Hace algún tiempo una buena amiga, en una breve mención sobre lecturas, me recordó el Territorio Comanche de Pérez-Reverte, un libro -un fantástico libro- que trata sobre corresponsales de guerra y que hacía un par de menciones sobre ingenieros. La crítica más dura la ejercía sobre los ingenieros de armas, los que pasan el tiempo diseñando artefactos para causar el mayor daño posible y que después -creo recordar, me da pereza desempolvar el tomo- iban felices a sus casas, besaban a sus esposas y hacían carantoñas a sus hijos mientras sus engendros dejaban a la gente lisiada (porque en el concepto actual de guerra es mucho más rentable herir al enemigo que matarlo, ya que los heridos ocupan, gastan y minan la moral; pero hablábamos de la ingeniería). Algunos días después, rebuscando en una biblioteca pública, en ese juego inmenso de tirar lomos desconocidos y leer páginas al azar, encontré a un viejo inventor de armas. Se llamaba Henry Shrapnel y tenía una mención muy extensa en esa página, por lo que probablemente su creación había sido muy utilizada y, si me permiten hablar con aterradora seriedad, muy rentable. El nombre me llamó inmediatamente la atención por razones que después serán evidentes. Visto el grosor del volumen, tomé una silla y comencé a leer. "Henry Shrapnel mejora las granadas", decía el texto, no sin cierta enfermiza satisfacción en el uso del verbo mejorar, "añadiendo a la estructura tradicional de carcasa de plomo fundido rellena de bolas de plomo y explosivos un temporizador que permite que las granadas exploten en el aire, dando lugar a que la lluvia de metralla producida caiga desde arriba. Estos nuevos proyectiles se emplean por primera vez en la batalla de Vimeiro, donde queda patente su efecto devastador".

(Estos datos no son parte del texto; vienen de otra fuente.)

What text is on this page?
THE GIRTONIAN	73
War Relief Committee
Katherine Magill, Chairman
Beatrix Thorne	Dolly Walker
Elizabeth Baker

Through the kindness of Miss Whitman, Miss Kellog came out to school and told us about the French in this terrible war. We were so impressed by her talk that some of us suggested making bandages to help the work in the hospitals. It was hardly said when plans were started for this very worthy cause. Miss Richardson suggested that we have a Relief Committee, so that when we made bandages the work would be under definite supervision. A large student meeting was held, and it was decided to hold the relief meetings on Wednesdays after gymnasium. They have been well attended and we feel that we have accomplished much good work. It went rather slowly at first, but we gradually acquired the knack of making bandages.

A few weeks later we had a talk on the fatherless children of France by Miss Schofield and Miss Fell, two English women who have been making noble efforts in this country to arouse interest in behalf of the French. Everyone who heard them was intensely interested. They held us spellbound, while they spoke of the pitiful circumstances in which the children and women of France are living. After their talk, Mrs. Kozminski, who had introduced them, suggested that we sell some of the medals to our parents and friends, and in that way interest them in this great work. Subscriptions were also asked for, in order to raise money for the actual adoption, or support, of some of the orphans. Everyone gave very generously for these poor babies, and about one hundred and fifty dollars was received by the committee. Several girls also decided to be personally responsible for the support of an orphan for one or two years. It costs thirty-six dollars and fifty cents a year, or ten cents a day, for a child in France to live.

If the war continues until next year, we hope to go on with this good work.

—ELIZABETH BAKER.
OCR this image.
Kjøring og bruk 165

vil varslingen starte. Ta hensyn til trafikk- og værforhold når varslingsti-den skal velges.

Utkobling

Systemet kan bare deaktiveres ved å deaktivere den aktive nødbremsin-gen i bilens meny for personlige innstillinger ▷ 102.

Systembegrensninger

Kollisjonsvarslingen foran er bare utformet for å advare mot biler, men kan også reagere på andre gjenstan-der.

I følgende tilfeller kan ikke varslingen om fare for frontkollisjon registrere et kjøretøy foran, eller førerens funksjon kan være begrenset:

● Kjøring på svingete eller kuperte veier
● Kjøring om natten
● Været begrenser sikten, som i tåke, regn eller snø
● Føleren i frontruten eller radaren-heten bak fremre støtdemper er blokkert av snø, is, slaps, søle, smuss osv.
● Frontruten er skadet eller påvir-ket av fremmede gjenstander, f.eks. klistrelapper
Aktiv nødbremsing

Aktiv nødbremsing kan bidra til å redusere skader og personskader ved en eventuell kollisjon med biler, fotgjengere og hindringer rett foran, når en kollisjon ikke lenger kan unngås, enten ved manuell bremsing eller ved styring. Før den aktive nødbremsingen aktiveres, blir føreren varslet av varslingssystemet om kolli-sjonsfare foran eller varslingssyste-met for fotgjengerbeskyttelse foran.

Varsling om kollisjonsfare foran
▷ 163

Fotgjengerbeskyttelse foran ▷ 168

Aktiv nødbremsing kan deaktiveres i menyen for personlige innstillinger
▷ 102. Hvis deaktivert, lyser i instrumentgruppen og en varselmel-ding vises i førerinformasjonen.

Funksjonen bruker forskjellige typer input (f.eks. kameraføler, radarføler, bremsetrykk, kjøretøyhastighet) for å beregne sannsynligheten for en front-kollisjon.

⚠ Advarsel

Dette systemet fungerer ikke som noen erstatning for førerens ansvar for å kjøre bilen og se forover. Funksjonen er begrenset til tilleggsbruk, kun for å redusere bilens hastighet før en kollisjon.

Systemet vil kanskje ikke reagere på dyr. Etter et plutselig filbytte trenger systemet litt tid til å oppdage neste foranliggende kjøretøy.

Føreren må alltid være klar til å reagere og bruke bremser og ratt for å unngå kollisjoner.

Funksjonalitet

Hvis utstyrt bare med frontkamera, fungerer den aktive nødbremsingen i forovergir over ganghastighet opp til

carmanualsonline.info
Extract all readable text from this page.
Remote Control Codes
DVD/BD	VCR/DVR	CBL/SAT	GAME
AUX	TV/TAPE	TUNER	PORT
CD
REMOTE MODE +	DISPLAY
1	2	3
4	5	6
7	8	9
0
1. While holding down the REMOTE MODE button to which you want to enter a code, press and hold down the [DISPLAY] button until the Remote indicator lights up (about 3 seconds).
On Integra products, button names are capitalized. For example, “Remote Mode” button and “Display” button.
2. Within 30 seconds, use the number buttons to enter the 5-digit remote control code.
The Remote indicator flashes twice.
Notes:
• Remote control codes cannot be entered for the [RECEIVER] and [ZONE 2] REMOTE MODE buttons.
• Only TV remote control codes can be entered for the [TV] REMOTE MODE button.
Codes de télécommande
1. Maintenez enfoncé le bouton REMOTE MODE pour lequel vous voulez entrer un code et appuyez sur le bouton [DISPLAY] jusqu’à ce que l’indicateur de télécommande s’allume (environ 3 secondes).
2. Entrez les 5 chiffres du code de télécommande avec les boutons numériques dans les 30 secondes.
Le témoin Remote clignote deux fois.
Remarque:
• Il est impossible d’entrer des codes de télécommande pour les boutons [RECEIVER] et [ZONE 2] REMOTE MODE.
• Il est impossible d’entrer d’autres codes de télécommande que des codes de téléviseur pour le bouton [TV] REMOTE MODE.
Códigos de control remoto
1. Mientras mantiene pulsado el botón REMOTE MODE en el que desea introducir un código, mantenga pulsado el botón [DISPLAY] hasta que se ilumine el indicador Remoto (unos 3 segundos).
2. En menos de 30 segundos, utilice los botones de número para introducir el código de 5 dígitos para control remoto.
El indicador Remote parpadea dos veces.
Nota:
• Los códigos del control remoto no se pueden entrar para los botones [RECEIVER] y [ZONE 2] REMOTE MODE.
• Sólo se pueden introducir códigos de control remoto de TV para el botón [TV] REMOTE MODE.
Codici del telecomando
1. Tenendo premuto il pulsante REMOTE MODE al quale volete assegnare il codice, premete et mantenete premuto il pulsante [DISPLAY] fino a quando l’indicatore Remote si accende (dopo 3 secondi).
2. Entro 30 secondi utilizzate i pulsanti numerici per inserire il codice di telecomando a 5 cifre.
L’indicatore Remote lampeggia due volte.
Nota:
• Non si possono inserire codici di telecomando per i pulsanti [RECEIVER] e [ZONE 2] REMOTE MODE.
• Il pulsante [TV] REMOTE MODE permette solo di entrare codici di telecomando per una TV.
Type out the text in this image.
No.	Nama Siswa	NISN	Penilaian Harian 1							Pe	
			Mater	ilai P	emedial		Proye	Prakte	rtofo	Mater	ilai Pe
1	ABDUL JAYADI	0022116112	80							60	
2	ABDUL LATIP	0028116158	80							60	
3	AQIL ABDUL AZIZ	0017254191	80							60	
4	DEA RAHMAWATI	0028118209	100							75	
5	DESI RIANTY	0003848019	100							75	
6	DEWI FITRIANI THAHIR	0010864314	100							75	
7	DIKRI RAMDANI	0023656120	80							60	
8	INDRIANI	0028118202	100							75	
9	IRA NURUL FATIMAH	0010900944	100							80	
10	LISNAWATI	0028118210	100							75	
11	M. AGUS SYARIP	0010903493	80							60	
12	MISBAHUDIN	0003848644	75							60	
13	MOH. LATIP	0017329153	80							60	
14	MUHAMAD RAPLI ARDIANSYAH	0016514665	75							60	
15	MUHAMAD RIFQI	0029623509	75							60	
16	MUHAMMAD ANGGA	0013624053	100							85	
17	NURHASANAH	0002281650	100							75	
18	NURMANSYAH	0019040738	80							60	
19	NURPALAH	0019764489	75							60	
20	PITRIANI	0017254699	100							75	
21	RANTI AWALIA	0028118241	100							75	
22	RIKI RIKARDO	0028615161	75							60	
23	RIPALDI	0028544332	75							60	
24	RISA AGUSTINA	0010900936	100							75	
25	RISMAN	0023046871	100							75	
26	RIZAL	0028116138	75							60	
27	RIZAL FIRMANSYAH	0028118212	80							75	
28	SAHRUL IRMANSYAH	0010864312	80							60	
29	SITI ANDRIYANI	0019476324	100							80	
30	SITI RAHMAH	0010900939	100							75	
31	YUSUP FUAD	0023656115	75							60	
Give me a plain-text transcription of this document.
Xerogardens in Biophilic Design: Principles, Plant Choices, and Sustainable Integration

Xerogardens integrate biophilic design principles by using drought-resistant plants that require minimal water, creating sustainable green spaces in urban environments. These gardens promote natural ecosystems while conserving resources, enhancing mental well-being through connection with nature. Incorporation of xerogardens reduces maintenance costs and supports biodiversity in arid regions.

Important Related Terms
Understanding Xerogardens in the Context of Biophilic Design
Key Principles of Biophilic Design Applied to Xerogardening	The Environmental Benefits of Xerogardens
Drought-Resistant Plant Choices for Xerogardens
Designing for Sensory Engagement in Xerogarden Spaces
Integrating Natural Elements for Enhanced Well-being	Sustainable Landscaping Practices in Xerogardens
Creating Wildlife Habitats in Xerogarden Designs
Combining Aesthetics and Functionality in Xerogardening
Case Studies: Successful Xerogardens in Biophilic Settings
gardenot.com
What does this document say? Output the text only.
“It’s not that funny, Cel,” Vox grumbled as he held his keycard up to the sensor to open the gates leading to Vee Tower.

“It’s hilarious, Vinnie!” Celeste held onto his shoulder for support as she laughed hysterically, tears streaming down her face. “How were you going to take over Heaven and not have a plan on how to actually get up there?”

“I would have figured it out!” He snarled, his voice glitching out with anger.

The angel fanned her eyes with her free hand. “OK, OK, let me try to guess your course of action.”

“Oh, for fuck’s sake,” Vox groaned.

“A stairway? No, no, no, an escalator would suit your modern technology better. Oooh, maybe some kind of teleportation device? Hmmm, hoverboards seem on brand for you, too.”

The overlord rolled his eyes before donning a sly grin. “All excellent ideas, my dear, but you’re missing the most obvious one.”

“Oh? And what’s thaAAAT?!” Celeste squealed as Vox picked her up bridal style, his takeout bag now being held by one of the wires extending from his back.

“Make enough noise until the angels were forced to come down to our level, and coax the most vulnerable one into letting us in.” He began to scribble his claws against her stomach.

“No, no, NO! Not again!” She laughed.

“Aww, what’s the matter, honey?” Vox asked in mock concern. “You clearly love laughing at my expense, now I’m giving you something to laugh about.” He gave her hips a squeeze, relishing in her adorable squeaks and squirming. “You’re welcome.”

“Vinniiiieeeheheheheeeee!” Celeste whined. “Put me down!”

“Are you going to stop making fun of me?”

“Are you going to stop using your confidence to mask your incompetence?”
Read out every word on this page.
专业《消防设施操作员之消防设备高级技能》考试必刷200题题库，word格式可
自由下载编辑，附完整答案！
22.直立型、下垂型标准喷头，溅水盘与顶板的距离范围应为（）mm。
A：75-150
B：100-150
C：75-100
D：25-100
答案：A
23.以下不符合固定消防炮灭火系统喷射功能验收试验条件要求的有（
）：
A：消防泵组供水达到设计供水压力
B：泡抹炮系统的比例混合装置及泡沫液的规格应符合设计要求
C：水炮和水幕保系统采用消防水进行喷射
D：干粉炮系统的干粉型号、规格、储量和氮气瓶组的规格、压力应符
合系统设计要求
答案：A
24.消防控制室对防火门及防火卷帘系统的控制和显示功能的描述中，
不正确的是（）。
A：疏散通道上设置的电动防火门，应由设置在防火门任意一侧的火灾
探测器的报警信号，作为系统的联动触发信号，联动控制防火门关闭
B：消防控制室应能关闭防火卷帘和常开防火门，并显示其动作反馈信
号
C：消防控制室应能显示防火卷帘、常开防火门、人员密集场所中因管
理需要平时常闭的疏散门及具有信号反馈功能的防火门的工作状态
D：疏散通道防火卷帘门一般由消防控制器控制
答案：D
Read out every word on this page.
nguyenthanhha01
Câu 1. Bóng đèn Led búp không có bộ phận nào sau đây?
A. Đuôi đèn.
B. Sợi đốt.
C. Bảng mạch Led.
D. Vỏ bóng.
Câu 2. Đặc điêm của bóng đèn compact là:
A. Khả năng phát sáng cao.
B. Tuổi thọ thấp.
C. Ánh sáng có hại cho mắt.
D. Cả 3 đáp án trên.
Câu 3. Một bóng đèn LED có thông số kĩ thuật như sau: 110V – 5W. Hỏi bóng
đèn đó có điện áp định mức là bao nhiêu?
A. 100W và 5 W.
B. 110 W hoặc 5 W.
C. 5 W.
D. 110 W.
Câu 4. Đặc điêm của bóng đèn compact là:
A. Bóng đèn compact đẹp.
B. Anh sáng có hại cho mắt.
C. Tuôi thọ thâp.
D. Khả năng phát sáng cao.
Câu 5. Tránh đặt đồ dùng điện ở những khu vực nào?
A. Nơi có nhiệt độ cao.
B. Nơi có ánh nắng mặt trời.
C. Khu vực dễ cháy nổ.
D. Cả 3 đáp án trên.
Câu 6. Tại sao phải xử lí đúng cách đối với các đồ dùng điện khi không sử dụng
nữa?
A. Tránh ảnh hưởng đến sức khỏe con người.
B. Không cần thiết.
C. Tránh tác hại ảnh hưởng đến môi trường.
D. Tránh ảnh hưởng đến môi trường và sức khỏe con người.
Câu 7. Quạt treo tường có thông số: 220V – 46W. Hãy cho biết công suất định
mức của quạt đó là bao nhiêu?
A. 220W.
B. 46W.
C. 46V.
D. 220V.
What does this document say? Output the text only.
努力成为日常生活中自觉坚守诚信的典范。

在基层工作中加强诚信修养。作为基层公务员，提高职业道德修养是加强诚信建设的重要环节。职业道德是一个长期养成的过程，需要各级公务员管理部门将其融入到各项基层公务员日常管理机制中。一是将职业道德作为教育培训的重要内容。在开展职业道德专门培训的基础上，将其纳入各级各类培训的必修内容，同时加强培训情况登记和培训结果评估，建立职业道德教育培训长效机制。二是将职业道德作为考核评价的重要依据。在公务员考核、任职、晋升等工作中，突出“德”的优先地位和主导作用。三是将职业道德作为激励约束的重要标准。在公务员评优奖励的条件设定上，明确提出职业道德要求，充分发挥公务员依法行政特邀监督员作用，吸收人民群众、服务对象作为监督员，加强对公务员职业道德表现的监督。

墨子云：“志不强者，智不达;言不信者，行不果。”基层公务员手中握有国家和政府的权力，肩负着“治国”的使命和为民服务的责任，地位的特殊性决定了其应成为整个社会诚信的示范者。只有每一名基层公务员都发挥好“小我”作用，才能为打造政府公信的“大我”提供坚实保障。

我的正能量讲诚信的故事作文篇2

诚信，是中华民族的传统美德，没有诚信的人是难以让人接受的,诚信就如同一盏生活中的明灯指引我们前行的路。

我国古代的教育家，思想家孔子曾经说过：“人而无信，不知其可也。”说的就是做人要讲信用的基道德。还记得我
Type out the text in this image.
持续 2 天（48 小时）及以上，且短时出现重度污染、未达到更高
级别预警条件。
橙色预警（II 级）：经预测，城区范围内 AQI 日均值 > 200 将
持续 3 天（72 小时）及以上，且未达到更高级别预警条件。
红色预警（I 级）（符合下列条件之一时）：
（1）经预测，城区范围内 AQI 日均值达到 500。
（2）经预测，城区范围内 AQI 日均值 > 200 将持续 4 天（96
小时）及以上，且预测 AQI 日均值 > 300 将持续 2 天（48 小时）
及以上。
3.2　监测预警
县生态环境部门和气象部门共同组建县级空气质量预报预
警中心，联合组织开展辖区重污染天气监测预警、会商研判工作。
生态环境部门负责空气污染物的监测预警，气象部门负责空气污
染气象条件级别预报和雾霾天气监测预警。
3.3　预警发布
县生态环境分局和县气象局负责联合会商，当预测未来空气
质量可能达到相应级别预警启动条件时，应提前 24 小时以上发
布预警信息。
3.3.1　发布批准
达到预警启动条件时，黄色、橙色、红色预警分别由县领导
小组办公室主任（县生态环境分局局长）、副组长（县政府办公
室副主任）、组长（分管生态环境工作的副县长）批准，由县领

Y entre lineas, aunque leer entre lineas parezca impensable en un libro divulgativo, podía ver al señor Shrapnel en su casa, no sé si con esposa -seguramente sí-, no se si con hijos -seguramente también, pues los amantes de lo bélico también han sido amantes de la familia, otra guerra al fin y al cabo-, tumbado una tarde de sábado, refugiado del sol por la más fresca de las sombras y con la satisfacción del trabajo bien hecho. Tan satisfecho de su obra que incluso le dio su nombre, y desde entonces shrapnel es una palabra que sugiere sangre y carne atravesada y vidas destrozadas. Shrapnel, en inglés, significa metralla. Por eso me fije en el nombre.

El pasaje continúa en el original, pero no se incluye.